- Summerstown Location within Greater London
- London borough: Wandsworth; Merton;
- Ceremonial county: Greater London
- Region: London;
- Country: England
- Sovereign state: United Kingdom
- Post town: LONDON
- Postcode district: SW17
- Dialling code: 020
- Police: Metropolitan
- Fire: London
- Ambulance: London
- UK Parliament: Wimbledon and Tooting;
- London Assembly: Merton and Wandsworth;

= Summerstown, London =

Summerstown is a district of south-west London located on the boundary between the London Borough of Wandsworth and the London Borough of Merton. It is an area on the north eastern edge of Wimbledon, south of Earlsfield, west of Tooting and north of Colliers Wood. The district is bisected by the A217 and bordered by the River Wandle.

==History==

Evidence of settlement in the area of Summerstown first appears in the late Middle Ages, when the River Wandle was bordered by mills in this area, worked by villagers from the nearby hamlet of Garratt (which gives its name to 'Garratt Lane', the local stretch of the A217). By 1631, ‘Dutchmen’ are recorded as manufacturing kettles and frying pans here, while other Huguenot refugees are thought to have engaged in silk weaving and wig making here.
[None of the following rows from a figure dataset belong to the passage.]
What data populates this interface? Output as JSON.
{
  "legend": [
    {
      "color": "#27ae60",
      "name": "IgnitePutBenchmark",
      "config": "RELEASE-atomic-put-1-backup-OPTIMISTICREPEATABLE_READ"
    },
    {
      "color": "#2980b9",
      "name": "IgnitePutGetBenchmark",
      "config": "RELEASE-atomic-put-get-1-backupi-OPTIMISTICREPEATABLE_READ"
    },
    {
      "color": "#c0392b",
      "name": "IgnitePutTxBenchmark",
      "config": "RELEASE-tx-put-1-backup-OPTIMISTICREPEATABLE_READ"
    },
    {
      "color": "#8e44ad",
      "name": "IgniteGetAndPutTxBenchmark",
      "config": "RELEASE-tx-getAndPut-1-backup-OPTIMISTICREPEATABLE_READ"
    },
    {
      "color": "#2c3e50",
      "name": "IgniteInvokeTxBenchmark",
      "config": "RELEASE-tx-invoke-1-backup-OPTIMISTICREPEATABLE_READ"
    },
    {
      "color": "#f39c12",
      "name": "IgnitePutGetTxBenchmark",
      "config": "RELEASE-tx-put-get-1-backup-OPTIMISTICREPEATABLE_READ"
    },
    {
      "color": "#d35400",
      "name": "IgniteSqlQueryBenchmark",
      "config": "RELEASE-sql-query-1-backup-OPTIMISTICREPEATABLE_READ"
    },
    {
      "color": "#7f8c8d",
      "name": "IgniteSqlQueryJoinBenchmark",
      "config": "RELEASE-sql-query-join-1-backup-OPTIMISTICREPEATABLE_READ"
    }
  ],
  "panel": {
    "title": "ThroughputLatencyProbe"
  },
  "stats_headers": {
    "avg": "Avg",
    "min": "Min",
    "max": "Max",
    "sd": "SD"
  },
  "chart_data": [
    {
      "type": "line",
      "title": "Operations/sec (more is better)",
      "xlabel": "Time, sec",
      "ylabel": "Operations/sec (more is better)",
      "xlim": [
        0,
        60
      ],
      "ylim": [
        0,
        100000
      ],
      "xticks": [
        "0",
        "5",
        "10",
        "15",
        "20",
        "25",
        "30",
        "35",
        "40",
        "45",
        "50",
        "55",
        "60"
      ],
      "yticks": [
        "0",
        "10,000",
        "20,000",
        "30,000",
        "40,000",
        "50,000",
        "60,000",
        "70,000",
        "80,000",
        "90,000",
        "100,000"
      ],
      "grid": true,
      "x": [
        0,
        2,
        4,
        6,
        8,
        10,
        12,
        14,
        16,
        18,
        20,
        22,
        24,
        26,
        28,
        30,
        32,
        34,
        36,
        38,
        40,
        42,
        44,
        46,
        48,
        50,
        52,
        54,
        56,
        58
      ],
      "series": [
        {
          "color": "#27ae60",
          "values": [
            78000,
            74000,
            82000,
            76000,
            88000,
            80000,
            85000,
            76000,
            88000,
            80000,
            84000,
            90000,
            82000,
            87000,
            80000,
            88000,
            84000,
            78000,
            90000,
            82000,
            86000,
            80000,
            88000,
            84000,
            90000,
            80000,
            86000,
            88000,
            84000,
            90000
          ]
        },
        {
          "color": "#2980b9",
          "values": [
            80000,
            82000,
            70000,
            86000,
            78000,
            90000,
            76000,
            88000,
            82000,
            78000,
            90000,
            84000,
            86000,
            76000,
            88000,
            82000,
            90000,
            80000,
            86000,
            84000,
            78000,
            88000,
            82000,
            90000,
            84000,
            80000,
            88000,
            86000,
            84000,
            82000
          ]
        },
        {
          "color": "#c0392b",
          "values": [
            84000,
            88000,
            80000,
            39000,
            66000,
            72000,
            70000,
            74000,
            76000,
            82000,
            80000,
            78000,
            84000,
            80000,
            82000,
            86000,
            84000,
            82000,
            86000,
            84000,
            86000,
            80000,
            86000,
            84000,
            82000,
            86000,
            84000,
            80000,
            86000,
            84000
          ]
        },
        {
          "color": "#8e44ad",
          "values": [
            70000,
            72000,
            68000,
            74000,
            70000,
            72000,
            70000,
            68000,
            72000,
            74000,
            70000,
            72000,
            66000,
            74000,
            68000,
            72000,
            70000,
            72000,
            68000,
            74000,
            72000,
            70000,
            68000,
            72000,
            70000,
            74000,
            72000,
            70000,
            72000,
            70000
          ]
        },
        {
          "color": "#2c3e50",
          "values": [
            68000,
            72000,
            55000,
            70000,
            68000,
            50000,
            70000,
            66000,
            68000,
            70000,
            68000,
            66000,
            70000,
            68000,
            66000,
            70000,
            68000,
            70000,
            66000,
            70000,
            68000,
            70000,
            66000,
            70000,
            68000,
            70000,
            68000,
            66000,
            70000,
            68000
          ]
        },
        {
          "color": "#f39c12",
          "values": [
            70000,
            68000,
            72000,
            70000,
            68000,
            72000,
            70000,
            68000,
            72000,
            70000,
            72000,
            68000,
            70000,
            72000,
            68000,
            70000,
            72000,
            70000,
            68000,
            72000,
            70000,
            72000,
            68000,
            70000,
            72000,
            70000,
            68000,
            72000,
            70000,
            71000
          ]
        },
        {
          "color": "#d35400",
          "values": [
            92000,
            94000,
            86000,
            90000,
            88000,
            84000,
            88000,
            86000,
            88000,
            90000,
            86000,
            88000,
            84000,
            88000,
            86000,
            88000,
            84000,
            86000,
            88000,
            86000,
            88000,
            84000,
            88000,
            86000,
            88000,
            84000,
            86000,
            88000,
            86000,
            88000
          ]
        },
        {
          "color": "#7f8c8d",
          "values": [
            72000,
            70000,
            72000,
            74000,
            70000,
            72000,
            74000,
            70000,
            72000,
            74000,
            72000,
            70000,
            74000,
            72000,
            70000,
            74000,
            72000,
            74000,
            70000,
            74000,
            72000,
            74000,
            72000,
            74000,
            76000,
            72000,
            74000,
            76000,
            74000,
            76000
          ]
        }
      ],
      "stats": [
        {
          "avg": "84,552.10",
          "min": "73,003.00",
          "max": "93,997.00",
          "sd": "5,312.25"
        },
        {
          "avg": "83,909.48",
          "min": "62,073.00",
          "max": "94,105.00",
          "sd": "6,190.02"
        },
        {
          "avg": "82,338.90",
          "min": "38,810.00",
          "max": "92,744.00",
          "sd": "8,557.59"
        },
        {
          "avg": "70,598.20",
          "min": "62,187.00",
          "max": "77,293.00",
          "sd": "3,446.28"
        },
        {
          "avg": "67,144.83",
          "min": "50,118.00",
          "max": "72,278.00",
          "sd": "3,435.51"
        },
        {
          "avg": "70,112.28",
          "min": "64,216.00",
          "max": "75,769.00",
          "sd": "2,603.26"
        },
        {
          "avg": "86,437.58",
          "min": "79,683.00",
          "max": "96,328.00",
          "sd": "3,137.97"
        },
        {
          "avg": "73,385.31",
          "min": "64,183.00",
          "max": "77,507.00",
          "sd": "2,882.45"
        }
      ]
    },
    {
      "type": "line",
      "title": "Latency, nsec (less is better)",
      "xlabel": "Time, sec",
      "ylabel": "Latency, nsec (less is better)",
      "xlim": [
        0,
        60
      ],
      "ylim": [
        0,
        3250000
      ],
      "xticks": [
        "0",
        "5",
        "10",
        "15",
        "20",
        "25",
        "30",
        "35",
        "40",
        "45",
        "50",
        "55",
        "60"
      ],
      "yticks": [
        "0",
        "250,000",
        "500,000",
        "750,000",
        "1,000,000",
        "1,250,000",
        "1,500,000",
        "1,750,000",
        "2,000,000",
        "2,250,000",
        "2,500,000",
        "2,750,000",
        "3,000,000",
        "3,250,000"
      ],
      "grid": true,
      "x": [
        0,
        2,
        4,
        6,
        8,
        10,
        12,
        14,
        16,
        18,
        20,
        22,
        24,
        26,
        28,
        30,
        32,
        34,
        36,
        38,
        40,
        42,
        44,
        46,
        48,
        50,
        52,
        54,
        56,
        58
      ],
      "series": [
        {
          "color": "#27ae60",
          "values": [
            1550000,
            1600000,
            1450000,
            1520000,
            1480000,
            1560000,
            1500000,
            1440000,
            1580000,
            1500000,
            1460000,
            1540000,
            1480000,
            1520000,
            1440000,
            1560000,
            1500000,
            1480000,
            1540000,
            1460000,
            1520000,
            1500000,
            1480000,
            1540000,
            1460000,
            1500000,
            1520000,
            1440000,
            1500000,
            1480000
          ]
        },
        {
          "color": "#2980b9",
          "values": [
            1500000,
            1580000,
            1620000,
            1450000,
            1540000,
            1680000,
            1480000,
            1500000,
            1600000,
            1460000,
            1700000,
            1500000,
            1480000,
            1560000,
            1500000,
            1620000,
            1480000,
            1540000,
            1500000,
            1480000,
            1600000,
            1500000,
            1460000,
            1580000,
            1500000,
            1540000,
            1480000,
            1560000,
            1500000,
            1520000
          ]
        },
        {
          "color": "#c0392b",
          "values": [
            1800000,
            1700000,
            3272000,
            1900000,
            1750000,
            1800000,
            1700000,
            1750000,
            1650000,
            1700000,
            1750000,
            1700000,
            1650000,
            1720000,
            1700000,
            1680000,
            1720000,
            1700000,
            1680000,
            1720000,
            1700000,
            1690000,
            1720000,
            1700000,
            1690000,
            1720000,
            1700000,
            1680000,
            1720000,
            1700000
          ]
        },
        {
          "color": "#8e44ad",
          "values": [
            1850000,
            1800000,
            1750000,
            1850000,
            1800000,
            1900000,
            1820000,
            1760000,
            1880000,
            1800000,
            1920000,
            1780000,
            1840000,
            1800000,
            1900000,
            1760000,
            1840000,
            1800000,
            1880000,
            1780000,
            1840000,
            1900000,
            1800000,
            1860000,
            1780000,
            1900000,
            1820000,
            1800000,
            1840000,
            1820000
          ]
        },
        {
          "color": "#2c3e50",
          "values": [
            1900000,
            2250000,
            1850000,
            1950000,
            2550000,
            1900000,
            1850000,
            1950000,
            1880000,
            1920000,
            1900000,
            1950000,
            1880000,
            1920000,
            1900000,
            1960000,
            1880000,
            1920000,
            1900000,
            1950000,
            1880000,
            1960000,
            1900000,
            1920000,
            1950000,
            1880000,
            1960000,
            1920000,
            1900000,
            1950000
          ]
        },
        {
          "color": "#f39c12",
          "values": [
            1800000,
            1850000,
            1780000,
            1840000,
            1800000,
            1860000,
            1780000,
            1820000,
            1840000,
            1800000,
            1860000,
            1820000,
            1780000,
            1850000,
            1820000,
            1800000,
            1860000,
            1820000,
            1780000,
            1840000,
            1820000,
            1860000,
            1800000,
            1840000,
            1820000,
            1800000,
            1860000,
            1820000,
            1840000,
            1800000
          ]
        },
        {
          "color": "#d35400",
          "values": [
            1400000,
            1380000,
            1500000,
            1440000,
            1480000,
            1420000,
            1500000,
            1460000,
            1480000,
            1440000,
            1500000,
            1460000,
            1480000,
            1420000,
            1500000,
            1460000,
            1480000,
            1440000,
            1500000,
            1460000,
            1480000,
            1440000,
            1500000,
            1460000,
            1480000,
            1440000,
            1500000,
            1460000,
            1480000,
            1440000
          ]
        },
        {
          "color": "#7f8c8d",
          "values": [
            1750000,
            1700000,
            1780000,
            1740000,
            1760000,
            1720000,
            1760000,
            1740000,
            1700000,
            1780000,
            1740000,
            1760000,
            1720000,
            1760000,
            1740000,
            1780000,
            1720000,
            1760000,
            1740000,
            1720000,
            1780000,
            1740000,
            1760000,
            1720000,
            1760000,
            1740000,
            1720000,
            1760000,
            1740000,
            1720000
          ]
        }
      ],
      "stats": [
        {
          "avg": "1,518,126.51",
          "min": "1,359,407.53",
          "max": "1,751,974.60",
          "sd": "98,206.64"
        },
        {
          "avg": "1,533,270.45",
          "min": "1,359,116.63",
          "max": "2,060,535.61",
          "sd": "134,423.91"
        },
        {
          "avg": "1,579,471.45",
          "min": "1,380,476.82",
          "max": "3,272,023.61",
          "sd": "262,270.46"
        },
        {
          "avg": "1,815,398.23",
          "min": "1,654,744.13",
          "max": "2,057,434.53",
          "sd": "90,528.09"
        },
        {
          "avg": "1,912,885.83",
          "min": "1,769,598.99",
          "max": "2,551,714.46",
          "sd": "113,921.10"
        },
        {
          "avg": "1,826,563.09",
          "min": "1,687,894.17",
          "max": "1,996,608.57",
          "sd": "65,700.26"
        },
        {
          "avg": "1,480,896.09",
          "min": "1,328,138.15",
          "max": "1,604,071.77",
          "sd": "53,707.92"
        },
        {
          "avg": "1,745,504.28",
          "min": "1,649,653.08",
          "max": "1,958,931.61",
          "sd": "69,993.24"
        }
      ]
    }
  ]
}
By the mid-nineteenth century, this area was becoming increasingly populated, with many of the present day properties being built in the area at this time, notably the St Clement Danes almshouses in 1848–9, which have now become council housing.

The nineteenth century also saw the construction of Summerstown's parish church, with a chapel being built in 1836, and extended in 1861 and 1870. By 1903, it was apparent that a yet larger church was needed, so the present day St Mary's Church was constructed just off Garratt Lane, where it remains little altered to this day.

The early twentieth century was a turbulent time for the parish, with the Great War costing the lives of 182 men in the parish, who were memorialised by Summerstown's war memorial, which is located just inside St Mary's Church. In the Second World War, Summerstown was also affected by bombing, particularly in 1944, when a V2 rocket struck Hazelhurst Road, killing 35 and injuring over a hundred. After the war, this presented the council with the opportunity to construct the Hazelhurst estate in 1969–73.

Between 1961 and 1968, Marc Bolan (then known as Marc Feld) and family lived in Summerstown. He attended Hillcroft School (now Ernest Bevin Academy) and worked part time as a dish washer at the local Wimpy burger bar in Tooting. His time in Summerstown was difficult but formative, with Feld often busking outside the former Prince of Wales pub (now Tesco Express). In 2021, plans to erect a commemorative plaque to mark Bolan's time in the area were announced.

==Present Day==
The parish church, St Mary's Church, is still open and active in the parish, hosting a service at 10:30 each Sunday morning, and holds a range of services include singing, prayers and a talks from the Bible as well as activities for children.

Community project Summerstown 182 identifies and raises awareness of local Summerstown history. Founded by Geoff Simmons, the project has been responsible for erecting plaques in honour of many former residents, including Sidney Lewis, Sadie Crawford and Peter Barr. Summerstown 182 was named one of Sadiq Khan's Community Heroes in 2015.

It is home to the By The Horns Brewing Co., which stands almost exactly on the site of Marc Bolan's former home. The brewers named an ale, Cosmic Warrior, after the late singer.

The area was also home to Wimbledon Stadium, a dog racing track that also hosted speedway, stock car and other racing events, which closed in 2017. The New Plough Lane Stadium, home of AFC Wimbledon, was built in its place and opened in November 2020.